Offers and Counter Offers

Offers and Counter Offers are Binding .  All too often people sign offers on the spur of the moment. There is a common misconception that the terms of a real estate purchase agreement can be changed once escrow is opened. This is not true! A written offer is a legally binding document once it is accepted by the seller. Similarly, a counter-offer is binding once it is accepted by the buyer.

How do you protect yourself and still have the flexibility to make or accept an offer on a moment’s notice? Ask your broker or agent for their particular standard offer form and have them fill it in with everything except the price and the location of the property. We can then review the form for you. If you are a buyer, it should not take more than an hour’s time to review and, if necessary revise a standard California Association of Realtor’s form which is the form used by most members of the California Association of Realtors. If you are a seller, make sure that the listing agent knows you would like your counter-offer reviewed by your attorney. If it is the weekend, have your agent include in the counter-offer language that says “This transaction is subject to review by Seller’s attorney by no later than [insert date and time].”

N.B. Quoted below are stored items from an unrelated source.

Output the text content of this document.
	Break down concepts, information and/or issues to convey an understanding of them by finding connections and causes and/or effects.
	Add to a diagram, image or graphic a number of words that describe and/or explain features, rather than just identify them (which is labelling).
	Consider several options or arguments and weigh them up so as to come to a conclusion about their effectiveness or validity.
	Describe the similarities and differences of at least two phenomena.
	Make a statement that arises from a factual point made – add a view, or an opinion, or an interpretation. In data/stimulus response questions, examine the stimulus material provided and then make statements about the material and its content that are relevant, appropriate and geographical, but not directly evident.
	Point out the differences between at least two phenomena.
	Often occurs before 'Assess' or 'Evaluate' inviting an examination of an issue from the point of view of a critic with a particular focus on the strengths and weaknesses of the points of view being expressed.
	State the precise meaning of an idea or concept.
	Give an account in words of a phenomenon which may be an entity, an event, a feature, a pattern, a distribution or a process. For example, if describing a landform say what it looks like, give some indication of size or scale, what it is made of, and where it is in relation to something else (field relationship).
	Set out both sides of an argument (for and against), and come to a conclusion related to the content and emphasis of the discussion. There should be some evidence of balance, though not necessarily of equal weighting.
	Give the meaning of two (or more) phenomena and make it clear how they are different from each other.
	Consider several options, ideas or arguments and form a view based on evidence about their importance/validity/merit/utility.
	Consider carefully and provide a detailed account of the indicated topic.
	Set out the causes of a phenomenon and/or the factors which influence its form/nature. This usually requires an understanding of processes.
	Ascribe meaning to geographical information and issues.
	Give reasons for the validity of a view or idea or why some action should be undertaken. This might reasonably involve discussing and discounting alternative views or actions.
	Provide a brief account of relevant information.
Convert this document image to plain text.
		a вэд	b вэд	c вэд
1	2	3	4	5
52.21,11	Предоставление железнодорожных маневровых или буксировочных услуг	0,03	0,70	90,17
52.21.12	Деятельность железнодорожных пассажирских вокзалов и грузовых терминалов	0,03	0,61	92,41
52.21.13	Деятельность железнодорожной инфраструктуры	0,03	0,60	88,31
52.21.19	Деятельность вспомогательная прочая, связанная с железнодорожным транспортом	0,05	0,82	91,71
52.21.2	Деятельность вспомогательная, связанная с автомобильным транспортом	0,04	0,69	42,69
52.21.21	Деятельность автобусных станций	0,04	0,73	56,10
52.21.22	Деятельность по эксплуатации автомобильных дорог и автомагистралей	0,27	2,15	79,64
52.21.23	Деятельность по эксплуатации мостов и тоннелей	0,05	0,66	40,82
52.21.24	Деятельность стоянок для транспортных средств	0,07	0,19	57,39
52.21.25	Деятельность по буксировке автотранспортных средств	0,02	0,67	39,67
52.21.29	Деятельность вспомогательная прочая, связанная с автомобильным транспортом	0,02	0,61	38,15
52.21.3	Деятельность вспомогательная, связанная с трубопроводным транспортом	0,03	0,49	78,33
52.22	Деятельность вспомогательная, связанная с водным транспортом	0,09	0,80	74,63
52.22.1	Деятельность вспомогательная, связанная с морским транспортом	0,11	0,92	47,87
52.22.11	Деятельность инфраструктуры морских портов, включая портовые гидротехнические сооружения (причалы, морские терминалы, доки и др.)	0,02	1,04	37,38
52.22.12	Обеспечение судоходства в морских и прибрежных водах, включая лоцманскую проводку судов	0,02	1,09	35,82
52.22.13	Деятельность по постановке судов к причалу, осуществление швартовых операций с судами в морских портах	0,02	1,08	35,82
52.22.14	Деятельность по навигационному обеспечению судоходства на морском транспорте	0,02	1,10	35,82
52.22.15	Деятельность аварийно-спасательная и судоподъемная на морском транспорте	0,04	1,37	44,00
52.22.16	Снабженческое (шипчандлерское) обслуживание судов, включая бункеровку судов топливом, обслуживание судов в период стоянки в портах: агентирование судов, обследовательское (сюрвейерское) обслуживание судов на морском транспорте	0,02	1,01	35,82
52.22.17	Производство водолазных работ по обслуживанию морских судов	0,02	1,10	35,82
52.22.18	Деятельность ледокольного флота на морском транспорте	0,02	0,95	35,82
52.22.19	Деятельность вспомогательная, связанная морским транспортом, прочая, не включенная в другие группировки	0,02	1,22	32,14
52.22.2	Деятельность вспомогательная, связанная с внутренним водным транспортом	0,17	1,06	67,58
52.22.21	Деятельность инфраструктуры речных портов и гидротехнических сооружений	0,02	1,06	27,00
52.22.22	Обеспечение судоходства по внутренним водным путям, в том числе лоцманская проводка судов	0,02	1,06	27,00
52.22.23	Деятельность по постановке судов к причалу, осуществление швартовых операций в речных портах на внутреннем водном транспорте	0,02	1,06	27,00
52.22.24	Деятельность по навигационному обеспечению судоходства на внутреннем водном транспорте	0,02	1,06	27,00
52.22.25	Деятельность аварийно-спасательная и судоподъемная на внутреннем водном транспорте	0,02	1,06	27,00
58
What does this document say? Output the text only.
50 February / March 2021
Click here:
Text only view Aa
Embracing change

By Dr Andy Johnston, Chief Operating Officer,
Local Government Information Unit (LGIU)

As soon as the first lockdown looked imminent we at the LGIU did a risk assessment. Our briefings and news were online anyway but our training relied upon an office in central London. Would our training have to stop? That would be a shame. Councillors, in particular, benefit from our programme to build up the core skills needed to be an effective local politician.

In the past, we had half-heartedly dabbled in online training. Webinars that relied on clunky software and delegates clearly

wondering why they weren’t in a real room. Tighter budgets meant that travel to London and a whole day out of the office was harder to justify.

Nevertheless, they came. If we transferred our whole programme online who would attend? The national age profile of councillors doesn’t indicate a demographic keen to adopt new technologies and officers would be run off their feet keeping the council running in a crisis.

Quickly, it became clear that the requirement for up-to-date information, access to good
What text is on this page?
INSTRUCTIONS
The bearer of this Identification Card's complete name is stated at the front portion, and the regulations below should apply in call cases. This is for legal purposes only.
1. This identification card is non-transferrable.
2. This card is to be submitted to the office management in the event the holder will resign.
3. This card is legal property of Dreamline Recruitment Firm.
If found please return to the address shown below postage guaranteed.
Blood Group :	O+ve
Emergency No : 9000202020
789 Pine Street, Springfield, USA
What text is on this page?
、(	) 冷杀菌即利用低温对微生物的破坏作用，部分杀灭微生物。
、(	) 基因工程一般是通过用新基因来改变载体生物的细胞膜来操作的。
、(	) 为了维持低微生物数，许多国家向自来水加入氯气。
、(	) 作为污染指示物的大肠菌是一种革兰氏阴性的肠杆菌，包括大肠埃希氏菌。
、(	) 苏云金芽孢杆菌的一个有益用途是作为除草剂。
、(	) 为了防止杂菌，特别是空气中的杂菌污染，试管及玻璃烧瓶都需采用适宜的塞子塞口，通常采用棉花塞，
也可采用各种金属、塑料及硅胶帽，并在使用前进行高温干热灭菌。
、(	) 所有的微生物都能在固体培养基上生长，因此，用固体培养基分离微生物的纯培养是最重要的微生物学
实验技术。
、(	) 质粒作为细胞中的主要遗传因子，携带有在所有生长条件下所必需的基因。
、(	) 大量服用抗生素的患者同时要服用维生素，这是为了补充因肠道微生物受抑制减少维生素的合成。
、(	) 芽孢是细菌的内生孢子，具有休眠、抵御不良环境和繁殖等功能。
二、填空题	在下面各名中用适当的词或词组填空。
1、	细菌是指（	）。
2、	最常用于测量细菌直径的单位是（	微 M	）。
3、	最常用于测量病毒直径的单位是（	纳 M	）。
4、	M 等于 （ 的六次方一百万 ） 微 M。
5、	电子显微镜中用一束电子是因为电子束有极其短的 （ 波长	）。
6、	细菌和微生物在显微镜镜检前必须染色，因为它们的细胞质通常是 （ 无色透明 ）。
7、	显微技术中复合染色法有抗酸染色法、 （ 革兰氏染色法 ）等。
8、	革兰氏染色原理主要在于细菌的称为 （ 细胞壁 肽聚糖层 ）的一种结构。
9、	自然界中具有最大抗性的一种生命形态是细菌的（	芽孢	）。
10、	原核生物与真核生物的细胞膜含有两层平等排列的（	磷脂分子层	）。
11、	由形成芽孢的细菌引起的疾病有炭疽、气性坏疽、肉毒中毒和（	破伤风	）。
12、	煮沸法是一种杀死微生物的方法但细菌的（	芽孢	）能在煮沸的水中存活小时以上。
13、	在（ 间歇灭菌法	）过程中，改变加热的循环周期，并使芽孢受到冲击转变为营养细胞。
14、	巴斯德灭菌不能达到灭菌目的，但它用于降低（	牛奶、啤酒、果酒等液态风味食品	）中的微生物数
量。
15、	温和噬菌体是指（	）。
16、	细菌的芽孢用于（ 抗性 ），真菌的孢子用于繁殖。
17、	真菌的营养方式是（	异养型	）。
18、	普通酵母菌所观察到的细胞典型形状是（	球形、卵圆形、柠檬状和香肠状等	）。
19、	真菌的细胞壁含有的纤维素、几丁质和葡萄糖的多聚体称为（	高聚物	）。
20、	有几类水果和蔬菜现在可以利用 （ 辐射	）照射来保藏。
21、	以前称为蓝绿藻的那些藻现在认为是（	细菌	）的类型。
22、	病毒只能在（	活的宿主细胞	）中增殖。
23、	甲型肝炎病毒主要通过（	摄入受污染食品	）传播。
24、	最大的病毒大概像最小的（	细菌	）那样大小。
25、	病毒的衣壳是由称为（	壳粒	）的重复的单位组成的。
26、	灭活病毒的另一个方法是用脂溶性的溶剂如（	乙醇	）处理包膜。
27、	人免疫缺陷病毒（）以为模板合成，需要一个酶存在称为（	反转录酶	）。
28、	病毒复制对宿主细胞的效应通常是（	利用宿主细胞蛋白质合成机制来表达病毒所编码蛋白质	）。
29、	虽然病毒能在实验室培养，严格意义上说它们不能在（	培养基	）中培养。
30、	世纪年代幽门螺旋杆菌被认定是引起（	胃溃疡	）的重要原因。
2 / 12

Contingency Terms in a Sale Agreement. There is a natural friction between the goals of a buyer and a seller in a real estate transaction. Optimally a buyer wants to leave ways to get out of the transaction while the seller wants the buyer to be committed. The battle ground for this friction can be found in the “contingency provisions” of the agreement. There are three types of contingencies that appear in every real estate sale: (1) title contingencies; (2) physical inspection contingencies; and (3) loan contingencies. If a sale involves rental property there will also be a contingency related to review and verification of the rental agreements. If you are a seller you will want to make sure your title company has a preliminary title report (along with the underlying documents listed in the report) ready for a buyer’s review to speed up the title contingency process. Sellers will also want to make sure the physical inspection is completed as quickly as possible so that this contingency can be waived as well. Finally, a seller can help speed up the loan contingency process by (1) making sure that the buyer is pre-qualified for their loan (although this is still not a guarantee the loan will be approved); and (2) that the appraisal is performed as soon as possible.